Tarnuk


This is a Playtest Version. 2026.03.29

The Dungeon Master reserves the right to make any alterations to this in order to keep the game balanced and fun for everyone.


Tarnuk


Description


The Tarnuk are broad-shouldered bison-folk whose strength is measured not only by force, but by what they can endure without yielding. Shaggy, thick-boned, and deeply communal, they are people of the open world: storm-tested wanderers, line-holders, and keepers of long memory.


Tarnuk are unmistakably bison-like. Their bodies are built around a towering shoulder hump, a thick neck wrapped in dense wool or mane, and a powerful upper frame that makes them seem half fortress and half living thunderhead.
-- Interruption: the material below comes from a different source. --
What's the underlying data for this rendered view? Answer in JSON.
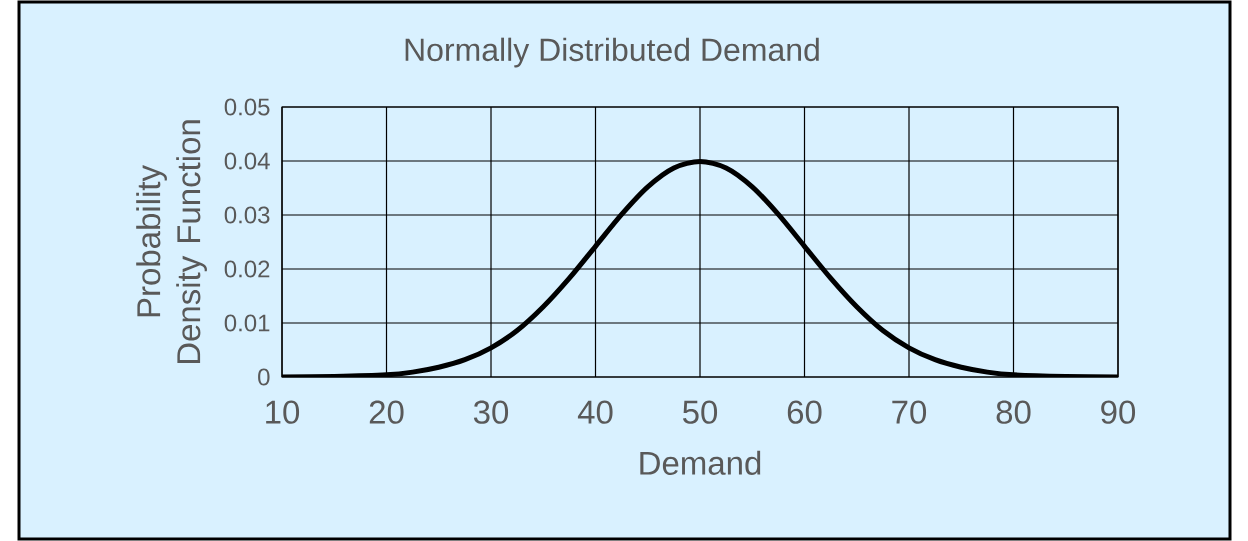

Their horns vary from clan to clan — some wide and sweeping, some short and blunt for ramming through drifts or brush — but even the leanest Tarnuk looks rooted to the earth in a way few folk do. Their legs are strong and hoofed, made for crossing open miles and holding ground when wind, snow, or enemies try to drive them back.


Where Minotaurs are often portrayed as abrupt, forceful, or labyrinth-bound, Tarnuk are people of the horizon. They are shaped by plains, high grasslands, cold steppes, rolling hills, and tundra roads where weather can kill the careless and distance humbles the proud. Tarnuk communities value patience, warning signs, shared burdens, and the old lesson that survival belongs to the herd before the self. Their oral traditions are rich with storm-chants, ancestral route songs, and remembrance rites in which the names of the dead are spoken into the wind so they are never truly lost.


Though outsiders often mistake them for stoic or severe, Tarnuk culture holds deep warmth beneath its stern exterior. Hospitality is sacred, endurance is admired, and abandoning another to danger is a mark of shame. A Tarnuk might be a caravan marshal, shrine-keeper, outrider, skald, druid, knight, monk, or scholar; what unites them is not a single vocation, but a shared instinct to stand fast when others falter. They are not merely horned folk with great strength. They are a people shaped by weather, distance, memory, and the duty of staying when staying matters.